The candy dissolved on my tongue quickly. It was sweet. Tangy. Almost a hint of herb.
I interrupted their quiet, intense conversation to ask in a hushed tone, “Excuse me, but was this candy laced with marijuana?”
(Who even says, ‘laced with marijuana?’ That’s language from a 1950′s film strip meant to scare sixth-graders.)
Football Mom looked at me with big eyes and said, “Yes. It was.”
I said, “Oh.”
I didn’t know what to say. The candy had already dissolved on my tongue.
We were all quiet for a moment.
I said, “Am I about to get really high?”
With equal solemnity, she said, “Yes. You are.”
I nodded and faced the front. We still had another fifteen minutes or so to fly (pilots make that landing announcement roughly twenty to twenty-five minutes before touch down). I was about to be balls-out stoned in a flying metal box full of people.
I turned to her and said, “I guess you’re not the air marshal on this flight, huh?”
With a smirk, she said, “I guess you’re not either.”
On the plus side, I now understood why their eyes popped open wide. When she gave me her special candy, she had no expectation I would instantly pop it into my mouth. Who knows — she may have even said, “Don’t eat this until you’re at home,” or some other implied warning a few minutes earlier to which I absently replied, “Yeah, that sounds about right.” I probably should have been listening with greater attention to the conversation.
But who gives pot candy to a stranger on an airplane? Hell, who brings pot candy on an airplane? I didn’t even know you could, I dunno, ‘candy it up.’ I thought you could only bake it into cookies and brownies.
Like guilty teenagers, Urban Cowboy and Football Mom ditched me as soon as we disembarked, and it was probably the smart thing to do. I was already acting weird. I walked by every TSA agent thinking to myself, ‘Stay cool. Stay cool. Don’t do anything stupid.’ For me, these thoughts are generally the precursor to my doing something unbelievably stupid. I don’t need marijuana to make a suspicious idiot of myself. I do that quite well on my own, thank you.
At one point, I ordered myself not to sweat.

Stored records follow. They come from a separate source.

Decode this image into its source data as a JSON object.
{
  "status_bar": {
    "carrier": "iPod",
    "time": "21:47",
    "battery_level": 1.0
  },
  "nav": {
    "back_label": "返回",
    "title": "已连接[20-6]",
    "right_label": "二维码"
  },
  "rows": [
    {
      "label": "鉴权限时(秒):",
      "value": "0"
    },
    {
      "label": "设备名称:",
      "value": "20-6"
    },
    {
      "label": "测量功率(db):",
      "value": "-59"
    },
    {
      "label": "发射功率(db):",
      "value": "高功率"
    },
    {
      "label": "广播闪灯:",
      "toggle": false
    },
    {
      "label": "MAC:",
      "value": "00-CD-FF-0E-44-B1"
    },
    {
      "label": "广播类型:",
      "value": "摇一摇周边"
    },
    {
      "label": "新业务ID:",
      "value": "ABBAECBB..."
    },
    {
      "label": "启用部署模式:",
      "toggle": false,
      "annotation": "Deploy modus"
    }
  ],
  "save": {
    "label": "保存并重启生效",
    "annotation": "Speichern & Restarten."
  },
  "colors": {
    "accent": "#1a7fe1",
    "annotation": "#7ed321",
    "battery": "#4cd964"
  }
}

I held my shit together until baggage claim, when I started giggling. I mean, c’mon. All those same-looking black bags spin around the silver, serpentine circle like black, stuffed sausages riding a carnival snake’s back. Everyone stared at the show with exhausted eyes, blearily watching those same rotating bags spin around and around, as if reluctant to pick a sausage and go home…it was all so ridiculous.
So I started laughing.
Yup. I was baked.
Took a cab home, of course, and managed to give my cab driver the right address. I stayed conspicuously quiet, admiring the trees and pretty, pretty lights flashing by.
Out of habit, I called Mom when I got home right away. She likes to know the plane did not crash. As we chatted, she told an anecdote from her experience at the hairdresser earlier in the week and the story made me cry. Weeping over her hairdresser story made me realize I should probably not be on the phone with my mom while I was baked out of my gourd, so I excused myself, promising to call her the next day. I decided to go sit on the back porch under my gazebo and study the twinkling lights.
So pretty. So very pretty.
I imagine there are several morals you can draw from this tale, including the obvious ‘don’t take candy from a stranger,’ an adage usually reserved for 10-year-olds and not 45-year-old men. Meh. Too obvious. Perhaps one might say, “Listen to the conversations you’re involved in,” and that’s a good one, I guess.
I think my take-away here is to always take breath mints to baggage claim because you never know when you’re going to feel the overwhelming urge to hug strangers and say, “Is it me or does the luggage carousel look a silver snake carrying rotating sausages?”